Otton de Grandson

Otton de Grandson, also known as Otto or Othon (* around 1238, † 1328 in Grandson), was a knight and friend of King Edward I.

He was a son of the Burgundian lords of Grandson Peter and Agnes of Neuchâtel. One of his brothers was Gerhard, bishop of Verdun. Otton and his younger brother William probably came in 1252 in the wake of Count Peter of Savoy at the English court. From the year 1267 he belonged to the household of Crown Prince Edward Plantagenet, whom he accompanied in 1270 on his crusade. Supposedly he was, and not Eleanor of Castile, who after an assassination attempt sucked the prince the poison from the body.

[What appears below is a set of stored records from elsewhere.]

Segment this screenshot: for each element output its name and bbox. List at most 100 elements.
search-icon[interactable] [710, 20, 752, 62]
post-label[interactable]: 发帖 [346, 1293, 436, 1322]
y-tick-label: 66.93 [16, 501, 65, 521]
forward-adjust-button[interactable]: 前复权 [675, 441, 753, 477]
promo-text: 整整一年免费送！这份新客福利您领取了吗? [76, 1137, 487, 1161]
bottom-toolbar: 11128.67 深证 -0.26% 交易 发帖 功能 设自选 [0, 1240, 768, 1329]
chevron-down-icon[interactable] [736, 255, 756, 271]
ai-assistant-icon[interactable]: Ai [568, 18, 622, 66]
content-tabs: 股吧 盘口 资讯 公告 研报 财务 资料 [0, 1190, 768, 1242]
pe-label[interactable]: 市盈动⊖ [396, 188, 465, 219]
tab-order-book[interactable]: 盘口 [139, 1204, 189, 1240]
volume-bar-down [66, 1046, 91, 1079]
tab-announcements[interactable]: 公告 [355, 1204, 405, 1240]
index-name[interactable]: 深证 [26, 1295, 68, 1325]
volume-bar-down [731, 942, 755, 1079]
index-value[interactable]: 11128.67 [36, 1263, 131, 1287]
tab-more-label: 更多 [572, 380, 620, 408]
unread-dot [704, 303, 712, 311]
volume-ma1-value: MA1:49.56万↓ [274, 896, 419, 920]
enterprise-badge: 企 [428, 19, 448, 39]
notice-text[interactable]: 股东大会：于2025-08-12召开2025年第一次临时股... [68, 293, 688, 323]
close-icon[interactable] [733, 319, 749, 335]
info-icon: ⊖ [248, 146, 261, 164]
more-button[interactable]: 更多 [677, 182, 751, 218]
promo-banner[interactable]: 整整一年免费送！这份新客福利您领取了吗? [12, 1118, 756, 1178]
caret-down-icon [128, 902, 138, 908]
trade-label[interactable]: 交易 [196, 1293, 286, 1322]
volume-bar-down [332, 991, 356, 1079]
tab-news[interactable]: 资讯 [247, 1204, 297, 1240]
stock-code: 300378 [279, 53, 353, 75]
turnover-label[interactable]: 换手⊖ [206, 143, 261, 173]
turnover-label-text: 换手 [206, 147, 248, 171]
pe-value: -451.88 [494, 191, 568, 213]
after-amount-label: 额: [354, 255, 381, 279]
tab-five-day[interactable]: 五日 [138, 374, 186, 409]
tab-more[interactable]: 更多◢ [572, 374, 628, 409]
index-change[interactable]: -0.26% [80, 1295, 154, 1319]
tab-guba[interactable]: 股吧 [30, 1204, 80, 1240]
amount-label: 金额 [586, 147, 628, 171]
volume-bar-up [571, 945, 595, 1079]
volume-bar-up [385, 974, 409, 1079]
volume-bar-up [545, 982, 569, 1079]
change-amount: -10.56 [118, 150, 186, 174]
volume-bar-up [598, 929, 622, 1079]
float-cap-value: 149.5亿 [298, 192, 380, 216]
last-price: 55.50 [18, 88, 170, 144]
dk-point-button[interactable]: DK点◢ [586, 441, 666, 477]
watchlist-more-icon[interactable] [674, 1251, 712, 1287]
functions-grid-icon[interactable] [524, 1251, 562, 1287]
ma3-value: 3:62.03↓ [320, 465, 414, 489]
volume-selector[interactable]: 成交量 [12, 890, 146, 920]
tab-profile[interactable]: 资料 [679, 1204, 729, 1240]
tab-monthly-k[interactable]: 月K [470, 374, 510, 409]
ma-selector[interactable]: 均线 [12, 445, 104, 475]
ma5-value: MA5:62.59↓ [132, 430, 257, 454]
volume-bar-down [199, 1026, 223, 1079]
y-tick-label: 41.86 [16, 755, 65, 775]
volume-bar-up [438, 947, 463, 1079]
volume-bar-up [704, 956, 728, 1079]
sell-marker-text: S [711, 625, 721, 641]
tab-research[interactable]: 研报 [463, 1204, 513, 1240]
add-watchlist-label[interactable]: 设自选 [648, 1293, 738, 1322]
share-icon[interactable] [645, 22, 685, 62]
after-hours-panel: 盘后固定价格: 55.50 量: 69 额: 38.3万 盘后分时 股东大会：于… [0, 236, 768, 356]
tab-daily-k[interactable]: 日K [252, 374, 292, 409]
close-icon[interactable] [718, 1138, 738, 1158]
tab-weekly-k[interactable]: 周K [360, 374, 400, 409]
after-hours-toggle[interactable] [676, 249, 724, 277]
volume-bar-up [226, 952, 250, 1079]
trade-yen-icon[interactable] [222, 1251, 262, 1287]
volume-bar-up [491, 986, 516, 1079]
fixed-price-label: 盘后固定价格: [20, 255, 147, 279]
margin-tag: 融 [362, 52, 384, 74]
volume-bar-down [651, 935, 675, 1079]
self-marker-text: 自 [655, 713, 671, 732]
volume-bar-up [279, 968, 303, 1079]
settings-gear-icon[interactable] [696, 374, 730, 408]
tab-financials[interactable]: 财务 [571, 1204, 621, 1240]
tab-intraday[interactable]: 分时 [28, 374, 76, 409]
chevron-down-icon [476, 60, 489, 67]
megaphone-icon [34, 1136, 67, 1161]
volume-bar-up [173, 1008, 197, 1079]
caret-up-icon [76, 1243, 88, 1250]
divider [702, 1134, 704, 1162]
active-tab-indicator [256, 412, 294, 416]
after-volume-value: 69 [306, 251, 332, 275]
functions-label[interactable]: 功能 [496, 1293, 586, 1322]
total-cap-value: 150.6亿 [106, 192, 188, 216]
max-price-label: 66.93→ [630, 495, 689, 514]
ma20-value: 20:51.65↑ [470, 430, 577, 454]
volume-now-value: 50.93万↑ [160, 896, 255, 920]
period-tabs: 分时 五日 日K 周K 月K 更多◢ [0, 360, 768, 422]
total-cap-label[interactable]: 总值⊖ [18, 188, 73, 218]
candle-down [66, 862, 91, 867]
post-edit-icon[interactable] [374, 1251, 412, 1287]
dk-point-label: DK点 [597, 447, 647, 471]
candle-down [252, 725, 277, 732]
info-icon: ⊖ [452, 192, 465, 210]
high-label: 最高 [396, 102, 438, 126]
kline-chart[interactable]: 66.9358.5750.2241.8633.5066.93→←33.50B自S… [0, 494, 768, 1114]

Upon her return Otton received from nunmehrigen King Edward I in 1277 to manage the Channel Islands entrusted. He then worked as a diplomat in Scotland and Gascony. From 1284 to 1294 he held the office of Chief Justiciar in Wales. In 1290, he went again to the Holy Land where he commanded the British troops in the defense of Acre. In the fighting in 1291, he was just like his compatriot Jean de Grailly seriously injured, but taken with a ship shortly before the fall of the city to Cyprus to safety. Together with the Templar Grand Master Jacques de Molay, he supported then the Armenians in Cilicia against the Mamluks.

Around the year 1299 Otton returned to England, where he became a member of Parliament as Baron Grandison. After the arrival in power of King Edward II, he returned, however, returned to his Burgundian home, but still retained a written contact with the English Court at, especially since he ruled to be the Channel Islands. His acquired assets in England enabled him to Grandson, a Franciscan convent and start a Carthusian monastery at Concise.

The Notre -Dame Cathedral of Lausanne donated Otton a frontal. After his death he was also buried there, his magnificent grave monument with sun figure and canopy is still preserved. He was not married, several generations of his brothers were both in Grandson as well as in England still long Descendants represented.